Petit matin

I
Petit matin, sur la terrasse, le vent de mer est chargé
de nuit, de voyages. Images d’un ciel naissant. Face
à l’immensité de tout, les mots sont pauvres, tu sais.
Un étau de beauté, le dire ne sert de rien. Oh, faut-il

renoncer aussi à cela, qui s’empare du corps, afflue
à la gorge, veut sortir, ébrécher le temps, oui, lèvres
dans l’attente de sons modulés. Les mots sortent du
cou, une fois corps envahi repu. Trop-plein de sens.
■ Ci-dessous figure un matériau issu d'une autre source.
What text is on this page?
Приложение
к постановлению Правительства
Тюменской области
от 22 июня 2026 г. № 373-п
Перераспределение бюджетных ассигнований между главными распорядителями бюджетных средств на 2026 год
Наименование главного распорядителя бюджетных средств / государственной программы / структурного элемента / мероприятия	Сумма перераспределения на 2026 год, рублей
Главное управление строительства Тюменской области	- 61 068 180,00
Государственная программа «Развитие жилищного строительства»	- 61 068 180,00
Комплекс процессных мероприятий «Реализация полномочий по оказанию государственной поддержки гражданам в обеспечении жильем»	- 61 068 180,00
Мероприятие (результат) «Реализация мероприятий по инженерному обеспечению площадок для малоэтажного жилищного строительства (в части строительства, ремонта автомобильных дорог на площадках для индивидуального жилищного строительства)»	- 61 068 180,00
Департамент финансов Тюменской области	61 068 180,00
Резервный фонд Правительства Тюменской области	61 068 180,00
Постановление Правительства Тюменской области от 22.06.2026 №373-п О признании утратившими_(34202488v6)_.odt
L’air passe, fait vibrer les cordes, et là débrouille-toi.
On improvise, liberté, dans le brouillard, une bouche.
Attrape au vol un thème, voilà. La langue part du cou,

accrochée, prête à lécher, à s’agiter, docile, si je veux.
Les mains papillonnent, parlent, tout le corps. En face
pareil, un cou, des cordes, dessus et dessous ça gigote.

II
Tout part du cou, comme pigeon jailli d’un grand pin
devant moi. La mer est bleu pâle et le ciel s’éclaircit.
Tout passe par le cou, tout retourne au cou. Les mots
refoulés, jetés, au fond de quoi. Au niveau des lèvres,

des dents, ils glissent vers la gorge et sont engloutis,
oubliés. Au loin, une minuscule voile blanche, seule.
Les mots aussi, minuscules, seuls, en attente de soi.
Ce corps, ces mots, allez, maître à bord, voile seule.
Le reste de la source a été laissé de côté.